Thursday, December 13, 2007

Notes on the Mitchell Report

I'm just starting to wade into this beast. But here's a few passages that jumped out at me:

-Though Kirk Radomski, the former New York Mets clubhouse attendant (Let's Go Mets!!) who provided a great deal of the information in the report, was a distributor of steroids and other performance enhancing substances, the report says that he "did not, however, observe or participate in the use of performance enhancing substances by any player named in this report, with one exception..." pg. 146 which essentially means that despite whatever evidence he has about selling drugs to players he has almost no evidence of their use. So we can expect plenty of players falling back on that as a defense.

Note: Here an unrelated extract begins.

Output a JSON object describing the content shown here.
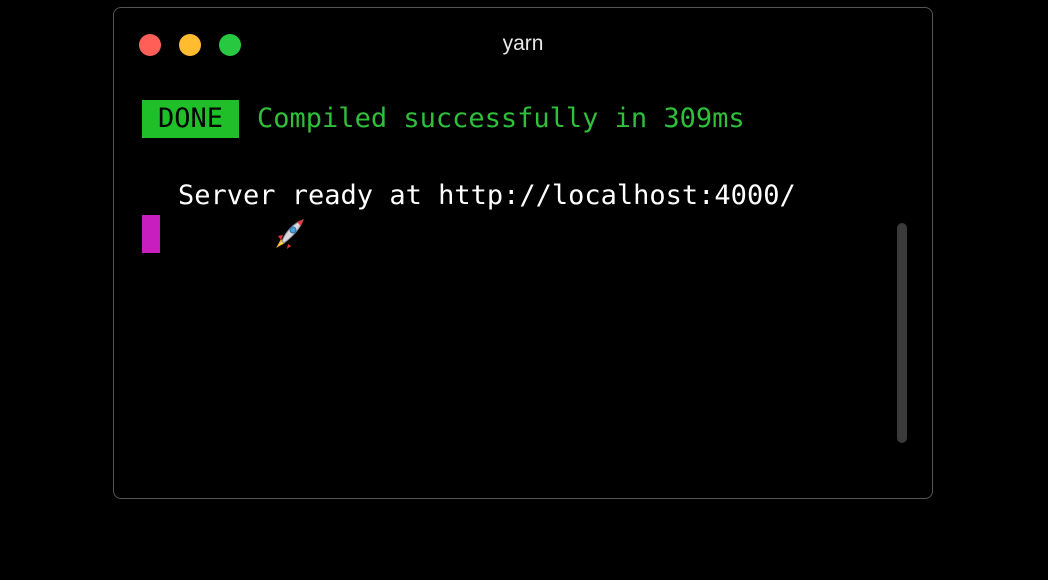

-One guy who will have trouble with that is Roger Clemens. A guy named Brian McNamee told Mitchell that he, "inject[ed] him with Winstrol, which Clemens supplied. McNamee knew the substance was Winstrol because the vials Clemens gave him were so labeled. McNamee injected Clemens approximately four times in the buttocks over a several-week period with needles that Clemens provided. Each incident took place in Clemens’s apartment at the SkyDome." pg. 169 A little further the report says "According to McNamee, from the time that McNamee injected Clemens with Winstrol through the end of the 1998 season, Clemens’s performance showed remarkable improvement. During this period of improved performance, Clemens told McNamee that the steroids “had a pretty good effect” on him. McNamee said that Clemens also was training harder and dieting better during this time." pg. 170 McNamee has a similar story about working with Andy Pettitte.

-"For human growth hormone, Radomski approached patients as they were leaving pharmacies and offered to purchase a portion of their just-filled prescriptions... As word spread that bodybuilders were interested in human growth hormone, individuals who had just filled their prescriptions for the substance went to gyms looking to sell the excess portions of their prescriptions." pg. 144

-As Radomski was a Mets employee you'd expect quite a few of the Amazin's. And they're in there, including Lenny Dykstra, David Segui, Todd Hundley, Matt Franco (who claimed he did not know Radomski or ever purchased steroids from him in an interview with Mitchell), Todd Pratt, Mo Vaughn, Mike Stanton, and current or recently current Mets Scott Schoeneweis and Paul Lo Duca.

-Regarding Hundley, one of my favorites as a kid, the report states: "Radomski has known Hundley since 1988, when Radomski worked for the Mets and Hundley played in the Mets’ minor league system.380 Radomski stated that, beginning in 1996, he sold Deca-Durabolin and testosterone to Hundley on three or four occasions. At the beginning of that year, Radomski told Hundley that if he used steroids, he would hit 40 home runs. Hundley hit 41 home runs in 1996, having never hit more than 16 in any prior year. After the season, Radomski said, Hundley took him out to dinner." pg. 163. This shocks me; I've read several books on steroids, including Game of Shadows, and I've always assumed that the main reason to take steroids is to build muscles and to maintain your health and recovery time over the course of a long season. Guys like Bonds and others would always say that steroids can't help you hit a baseball, let alone a home run. But what to make of a season like Hundley's in 1996, the year in which Hundley broke the single season record for home runs by a catcher and also the single season team record for the Mets? If he was indeed on steroids, then they did certainly help maintain his fitness over a long season — he played 153 games, the most Hundley would play in any season, and a lot for any catcher, given the particular wear the position takes on the human body — but they surely must have given him some sort of additional edge. For those who also believe steroid use can also contribute to the risk of debilitating injury will find circumstantial evidence in Hundley's case as well; just two seasons after his breakthrough, Hundley became a regular visitor to the disabled list with elbow problems.

-I wouldn't say I was pleasantly surprised to see the name "John Rocker" on this list. But I also wouldn't say I was disappointed about it either.